Alors, je sais ce que vous vous dites. Ce que vous croyez avoir deviné. Mais non, je n'étais pas amoureuse de Scorpius. J'étais simplement... Fascinée. Scorpius Malefoy avait su éveiller ma curiosité comme jamais personne auparavant. J'étais stimulée par chacune de ses interactions sociales, chacun de ses regards. Je voulais tout savoir et tout connaître de sa personne. Une question demeurait cependant en suspens : est-ce que lui, le voulait ?

Je n'avais aucun mal à imaginer la réponse : c'était non. Après tout, Scorpius m'avait très bien fait comprendre qu'il était préférable que l'on ne passe pas de temps ensemble. J'avais tout de même le sentiment qu'il était trop tard. Moi, j'avais envie de passer du temps avec lui. Je crevais d'envie de comprendre les rouages de sa pensée, de mettre des mots sur chacun de ses silences et surtout d'être touchée par lui. Je n'avais pas eu une conscience aussi aiguë de mon corps auparavant. C'était comme si, en commençant à coucher avec lui, Scorpius avait déclenché quelque chose. Je n'étais au départ qu'un tas de bois, dur, sec, rêche. Il avait été l'allumette qui craque, celle qui crépite dans l'air, qui, posée sur une bûche fait plus de fumée que de feu, commençant tout juste à effleurer, exciter l'incendie. Je brûlais d'envie de me consommer à nouveau, en entier, à son contact.

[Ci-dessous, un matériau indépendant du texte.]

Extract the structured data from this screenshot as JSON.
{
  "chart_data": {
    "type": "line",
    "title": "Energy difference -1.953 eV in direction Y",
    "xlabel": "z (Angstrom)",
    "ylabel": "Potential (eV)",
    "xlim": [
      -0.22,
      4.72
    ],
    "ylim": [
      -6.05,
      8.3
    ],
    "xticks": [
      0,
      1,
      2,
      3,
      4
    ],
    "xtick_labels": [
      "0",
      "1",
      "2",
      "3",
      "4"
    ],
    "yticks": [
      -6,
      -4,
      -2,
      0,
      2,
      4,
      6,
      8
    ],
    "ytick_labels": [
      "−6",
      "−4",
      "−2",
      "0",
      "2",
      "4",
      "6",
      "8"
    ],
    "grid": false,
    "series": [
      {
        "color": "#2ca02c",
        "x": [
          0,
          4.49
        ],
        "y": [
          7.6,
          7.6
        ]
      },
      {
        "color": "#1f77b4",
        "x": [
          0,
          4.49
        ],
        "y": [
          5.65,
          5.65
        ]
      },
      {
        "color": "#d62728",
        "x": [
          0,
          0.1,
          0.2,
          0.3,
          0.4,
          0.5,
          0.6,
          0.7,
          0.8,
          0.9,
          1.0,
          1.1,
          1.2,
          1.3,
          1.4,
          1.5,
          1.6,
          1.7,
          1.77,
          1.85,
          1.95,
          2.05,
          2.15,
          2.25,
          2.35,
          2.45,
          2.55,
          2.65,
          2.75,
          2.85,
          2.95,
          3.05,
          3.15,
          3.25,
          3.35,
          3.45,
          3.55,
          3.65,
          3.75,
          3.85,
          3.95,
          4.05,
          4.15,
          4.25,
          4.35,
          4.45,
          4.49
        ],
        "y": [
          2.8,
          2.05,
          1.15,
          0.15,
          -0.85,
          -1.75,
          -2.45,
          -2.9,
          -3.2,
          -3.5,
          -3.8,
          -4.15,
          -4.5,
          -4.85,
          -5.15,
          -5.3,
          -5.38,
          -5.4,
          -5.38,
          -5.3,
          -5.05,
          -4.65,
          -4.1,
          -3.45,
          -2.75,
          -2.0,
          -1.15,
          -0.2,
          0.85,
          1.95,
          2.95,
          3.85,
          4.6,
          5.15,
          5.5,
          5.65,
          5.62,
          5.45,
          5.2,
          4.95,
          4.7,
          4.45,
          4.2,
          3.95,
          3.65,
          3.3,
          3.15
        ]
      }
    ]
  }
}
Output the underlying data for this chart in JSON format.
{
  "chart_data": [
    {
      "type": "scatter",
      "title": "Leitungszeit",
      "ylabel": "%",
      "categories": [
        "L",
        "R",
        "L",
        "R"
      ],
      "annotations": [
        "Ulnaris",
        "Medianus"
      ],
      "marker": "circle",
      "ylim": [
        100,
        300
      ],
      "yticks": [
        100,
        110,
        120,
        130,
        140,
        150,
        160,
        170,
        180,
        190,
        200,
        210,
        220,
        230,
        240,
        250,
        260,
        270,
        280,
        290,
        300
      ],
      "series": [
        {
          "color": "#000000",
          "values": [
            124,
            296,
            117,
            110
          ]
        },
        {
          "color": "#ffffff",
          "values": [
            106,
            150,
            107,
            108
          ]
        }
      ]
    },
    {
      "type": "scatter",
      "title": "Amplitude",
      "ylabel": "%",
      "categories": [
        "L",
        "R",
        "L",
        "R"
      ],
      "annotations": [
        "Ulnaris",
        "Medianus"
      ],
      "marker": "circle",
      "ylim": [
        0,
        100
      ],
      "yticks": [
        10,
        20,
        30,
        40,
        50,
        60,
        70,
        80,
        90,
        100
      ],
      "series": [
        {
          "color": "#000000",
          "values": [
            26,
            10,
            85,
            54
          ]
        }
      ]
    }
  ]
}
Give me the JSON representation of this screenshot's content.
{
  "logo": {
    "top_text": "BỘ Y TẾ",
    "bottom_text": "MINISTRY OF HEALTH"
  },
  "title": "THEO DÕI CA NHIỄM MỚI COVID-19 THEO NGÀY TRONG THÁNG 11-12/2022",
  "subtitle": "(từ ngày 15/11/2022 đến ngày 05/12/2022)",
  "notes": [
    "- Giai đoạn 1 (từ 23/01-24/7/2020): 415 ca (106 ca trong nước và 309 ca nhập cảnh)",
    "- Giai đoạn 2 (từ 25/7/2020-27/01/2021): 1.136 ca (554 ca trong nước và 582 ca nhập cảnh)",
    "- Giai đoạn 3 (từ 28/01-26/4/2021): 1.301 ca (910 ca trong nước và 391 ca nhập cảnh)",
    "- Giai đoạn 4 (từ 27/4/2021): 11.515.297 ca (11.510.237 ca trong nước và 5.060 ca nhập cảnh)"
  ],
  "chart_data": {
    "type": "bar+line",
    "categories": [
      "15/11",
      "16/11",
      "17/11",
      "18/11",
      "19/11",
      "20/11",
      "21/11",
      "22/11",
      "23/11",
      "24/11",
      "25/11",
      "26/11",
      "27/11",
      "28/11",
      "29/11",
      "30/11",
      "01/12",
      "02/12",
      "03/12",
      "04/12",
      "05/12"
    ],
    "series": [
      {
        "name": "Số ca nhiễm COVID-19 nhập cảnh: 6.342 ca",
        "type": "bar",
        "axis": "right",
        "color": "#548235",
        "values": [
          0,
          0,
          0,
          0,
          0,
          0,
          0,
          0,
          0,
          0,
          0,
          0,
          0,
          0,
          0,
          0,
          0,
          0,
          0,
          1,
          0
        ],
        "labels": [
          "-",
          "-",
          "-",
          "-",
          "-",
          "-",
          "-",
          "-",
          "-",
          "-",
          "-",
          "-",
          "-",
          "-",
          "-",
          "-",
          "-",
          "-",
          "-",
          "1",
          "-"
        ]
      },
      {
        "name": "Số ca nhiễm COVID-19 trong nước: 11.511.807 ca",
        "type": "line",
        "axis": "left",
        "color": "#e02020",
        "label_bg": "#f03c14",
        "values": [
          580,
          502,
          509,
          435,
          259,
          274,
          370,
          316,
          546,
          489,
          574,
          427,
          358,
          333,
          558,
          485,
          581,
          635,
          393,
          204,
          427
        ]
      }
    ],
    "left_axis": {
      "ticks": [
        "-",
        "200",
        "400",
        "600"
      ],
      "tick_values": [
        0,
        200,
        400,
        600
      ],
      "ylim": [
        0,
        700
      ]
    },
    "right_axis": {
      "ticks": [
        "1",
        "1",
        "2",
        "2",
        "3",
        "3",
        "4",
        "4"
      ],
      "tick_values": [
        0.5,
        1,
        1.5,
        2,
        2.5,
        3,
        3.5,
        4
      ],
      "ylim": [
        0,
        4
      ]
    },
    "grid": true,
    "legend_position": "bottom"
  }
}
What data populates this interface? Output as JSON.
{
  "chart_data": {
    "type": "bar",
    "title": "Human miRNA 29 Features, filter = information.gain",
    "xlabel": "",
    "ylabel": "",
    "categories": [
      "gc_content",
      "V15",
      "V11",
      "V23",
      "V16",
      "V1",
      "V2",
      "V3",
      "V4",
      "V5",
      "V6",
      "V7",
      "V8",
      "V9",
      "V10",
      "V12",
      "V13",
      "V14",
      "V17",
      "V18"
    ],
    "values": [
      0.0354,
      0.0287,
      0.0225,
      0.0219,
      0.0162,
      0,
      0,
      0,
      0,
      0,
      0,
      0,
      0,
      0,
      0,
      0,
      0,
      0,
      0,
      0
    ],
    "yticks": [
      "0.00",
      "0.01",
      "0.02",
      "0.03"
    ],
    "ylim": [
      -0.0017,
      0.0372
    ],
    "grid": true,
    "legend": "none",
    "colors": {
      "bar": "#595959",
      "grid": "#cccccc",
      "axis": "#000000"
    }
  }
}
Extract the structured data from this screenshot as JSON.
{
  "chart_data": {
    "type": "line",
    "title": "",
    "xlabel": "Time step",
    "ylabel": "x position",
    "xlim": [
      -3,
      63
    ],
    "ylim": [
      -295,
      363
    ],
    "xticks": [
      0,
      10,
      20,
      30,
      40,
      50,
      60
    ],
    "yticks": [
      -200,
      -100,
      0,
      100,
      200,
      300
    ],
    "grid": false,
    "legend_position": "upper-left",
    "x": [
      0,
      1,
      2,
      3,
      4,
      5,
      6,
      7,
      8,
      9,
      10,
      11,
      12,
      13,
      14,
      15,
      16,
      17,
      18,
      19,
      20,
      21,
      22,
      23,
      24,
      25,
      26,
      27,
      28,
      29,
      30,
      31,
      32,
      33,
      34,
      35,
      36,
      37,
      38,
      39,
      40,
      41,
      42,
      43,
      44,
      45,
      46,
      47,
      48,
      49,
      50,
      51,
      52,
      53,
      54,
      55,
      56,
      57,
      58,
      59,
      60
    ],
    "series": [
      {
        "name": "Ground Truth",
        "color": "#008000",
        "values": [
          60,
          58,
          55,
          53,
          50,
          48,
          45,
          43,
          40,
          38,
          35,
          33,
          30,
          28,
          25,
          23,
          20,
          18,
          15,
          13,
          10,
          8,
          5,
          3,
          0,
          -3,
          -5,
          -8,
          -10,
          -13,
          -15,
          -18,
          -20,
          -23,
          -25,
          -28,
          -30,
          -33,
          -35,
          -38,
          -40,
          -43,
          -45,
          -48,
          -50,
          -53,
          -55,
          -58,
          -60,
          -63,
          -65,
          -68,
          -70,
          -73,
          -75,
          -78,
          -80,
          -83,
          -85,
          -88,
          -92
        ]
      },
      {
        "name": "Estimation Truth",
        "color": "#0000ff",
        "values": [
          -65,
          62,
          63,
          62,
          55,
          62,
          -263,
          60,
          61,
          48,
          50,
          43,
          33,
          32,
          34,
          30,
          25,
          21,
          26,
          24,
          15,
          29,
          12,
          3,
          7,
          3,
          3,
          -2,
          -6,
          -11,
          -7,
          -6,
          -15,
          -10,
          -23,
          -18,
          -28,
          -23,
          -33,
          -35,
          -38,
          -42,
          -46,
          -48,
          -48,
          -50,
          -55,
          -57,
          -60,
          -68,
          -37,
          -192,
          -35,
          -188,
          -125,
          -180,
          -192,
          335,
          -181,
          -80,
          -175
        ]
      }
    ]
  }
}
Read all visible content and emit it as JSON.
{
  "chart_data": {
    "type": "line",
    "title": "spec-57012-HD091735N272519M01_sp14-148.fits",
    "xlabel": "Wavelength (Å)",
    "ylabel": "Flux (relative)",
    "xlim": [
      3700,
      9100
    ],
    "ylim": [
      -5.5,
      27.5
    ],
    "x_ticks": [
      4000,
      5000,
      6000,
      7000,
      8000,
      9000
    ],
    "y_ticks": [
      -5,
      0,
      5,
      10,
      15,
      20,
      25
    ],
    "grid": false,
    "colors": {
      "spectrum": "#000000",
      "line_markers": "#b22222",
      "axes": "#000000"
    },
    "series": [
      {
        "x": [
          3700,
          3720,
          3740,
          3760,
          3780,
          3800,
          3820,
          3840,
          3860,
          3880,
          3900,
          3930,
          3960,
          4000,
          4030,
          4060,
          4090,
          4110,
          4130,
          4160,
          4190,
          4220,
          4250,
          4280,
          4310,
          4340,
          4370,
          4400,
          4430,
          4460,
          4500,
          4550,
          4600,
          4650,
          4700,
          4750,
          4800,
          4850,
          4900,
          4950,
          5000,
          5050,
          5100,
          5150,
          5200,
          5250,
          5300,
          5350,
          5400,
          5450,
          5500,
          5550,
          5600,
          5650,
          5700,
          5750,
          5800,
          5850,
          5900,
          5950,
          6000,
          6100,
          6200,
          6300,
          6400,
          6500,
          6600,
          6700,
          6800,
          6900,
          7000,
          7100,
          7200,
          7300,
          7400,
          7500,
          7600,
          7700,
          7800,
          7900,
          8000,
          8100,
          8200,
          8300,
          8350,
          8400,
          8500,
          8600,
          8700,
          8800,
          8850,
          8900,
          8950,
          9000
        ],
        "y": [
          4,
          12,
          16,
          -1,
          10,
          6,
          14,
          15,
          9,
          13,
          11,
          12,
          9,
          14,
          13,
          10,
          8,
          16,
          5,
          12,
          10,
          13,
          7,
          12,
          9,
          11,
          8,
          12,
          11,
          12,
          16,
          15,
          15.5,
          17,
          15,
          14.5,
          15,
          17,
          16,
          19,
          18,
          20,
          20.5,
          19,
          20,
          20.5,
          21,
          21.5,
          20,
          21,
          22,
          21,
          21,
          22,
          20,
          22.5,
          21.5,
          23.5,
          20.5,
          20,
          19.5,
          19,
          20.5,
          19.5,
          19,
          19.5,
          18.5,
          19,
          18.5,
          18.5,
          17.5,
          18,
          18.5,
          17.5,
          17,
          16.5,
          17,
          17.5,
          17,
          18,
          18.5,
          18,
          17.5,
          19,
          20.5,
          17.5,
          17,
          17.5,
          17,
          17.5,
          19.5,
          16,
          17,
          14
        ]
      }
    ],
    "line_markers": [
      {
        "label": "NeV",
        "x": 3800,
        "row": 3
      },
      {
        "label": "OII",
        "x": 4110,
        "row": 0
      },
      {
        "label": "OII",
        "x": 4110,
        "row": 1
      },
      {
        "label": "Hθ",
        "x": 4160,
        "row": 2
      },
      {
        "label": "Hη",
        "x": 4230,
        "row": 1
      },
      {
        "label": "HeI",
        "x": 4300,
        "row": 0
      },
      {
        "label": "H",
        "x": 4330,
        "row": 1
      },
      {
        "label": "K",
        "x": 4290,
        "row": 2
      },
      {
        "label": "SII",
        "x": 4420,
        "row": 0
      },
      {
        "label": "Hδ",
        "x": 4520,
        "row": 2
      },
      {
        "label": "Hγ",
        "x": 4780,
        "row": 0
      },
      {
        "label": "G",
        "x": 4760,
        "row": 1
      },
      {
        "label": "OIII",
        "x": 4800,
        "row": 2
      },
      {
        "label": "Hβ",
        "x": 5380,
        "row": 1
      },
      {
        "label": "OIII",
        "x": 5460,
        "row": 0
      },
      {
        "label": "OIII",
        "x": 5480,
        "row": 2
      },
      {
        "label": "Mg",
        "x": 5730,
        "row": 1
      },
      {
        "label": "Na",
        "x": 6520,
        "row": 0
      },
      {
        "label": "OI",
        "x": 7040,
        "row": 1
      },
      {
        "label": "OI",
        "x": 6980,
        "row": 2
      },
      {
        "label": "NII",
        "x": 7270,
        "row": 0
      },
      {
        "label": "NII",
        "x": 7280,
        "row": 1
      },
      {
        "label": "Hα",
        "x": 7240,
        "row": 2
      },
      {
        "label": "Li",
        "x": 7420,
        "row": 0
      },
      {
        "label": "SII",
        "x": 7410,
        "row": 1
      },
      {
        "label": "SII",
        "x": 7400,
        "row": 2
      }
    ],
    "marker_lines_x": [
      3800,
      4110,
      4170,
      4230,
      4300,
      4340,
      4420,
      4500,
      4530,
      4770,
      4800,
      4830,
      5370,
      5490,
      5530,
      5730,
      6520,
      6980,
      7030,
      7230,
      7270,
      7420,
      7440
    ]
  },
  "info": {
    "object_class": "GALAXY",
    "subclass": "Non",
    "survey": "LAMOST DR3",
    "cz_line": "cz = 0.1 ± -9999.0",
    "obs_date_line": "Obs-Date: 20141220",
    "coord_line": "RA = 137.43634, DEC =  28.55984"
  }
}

J'avais aimé celle qu'il me donnait l'impression d'être. Une jeune fille forte, désirable, intelligente. Et j'étais obligée de réfréner ces nouvelles pulsions, ce nouveau désir impossible. Scorpius n'était pas capable de me donner ce que j'attendais de lui, j'avais bien fini par le comprendre. Et moi, je n'étais visiblement pas capable d'être d'accord avec ça. C'est pourquoi j'avais décidé de prendre les choses en mains.

Je ne fuirais plus jamais les regards de Scorpius. Je ne l'éviterais plus. Je provoquerais le contact. J'estimais au moins mériter sinon son attention, au moins des explications sur son attitude et son éternelle façon de vouloir me tenir à distance.

J'eus l'occasion de mettre en place ma nouvelle stratégie lors du cours de Potions.

J'avais déjà réfléchis à tout.

Etablir un contact visuel.

Provoquer un contact physique.

Ne pas penser à son corps nu.

Lui parler et lui montrer à quel point j'étais digne d'intérêt.

Et surtout : briser son masque d'impassibilité.

Je ne savais pas pourquoi j'éprouvais tant ce besoin de lui faire mes preuves, après tout, son opinion n'avait jamais compté pour moi. Peut-être que le soudain manque d'attention de la part de Malefoy m'avait davantage perturbée que ce que je voulais bien reconnaître au premier abord.

— Sortez vos manuels ! lança le professeur Gowan. Aujourd'hui, cours de théorie !

C'était mal barré pour établir un contact visuel. A côté de moi, Scorpius, dont la présence m'électrisait sortit son manuel dans un geste lent. Je m'exhortai au calme et à l'indifférence feinte. En vain.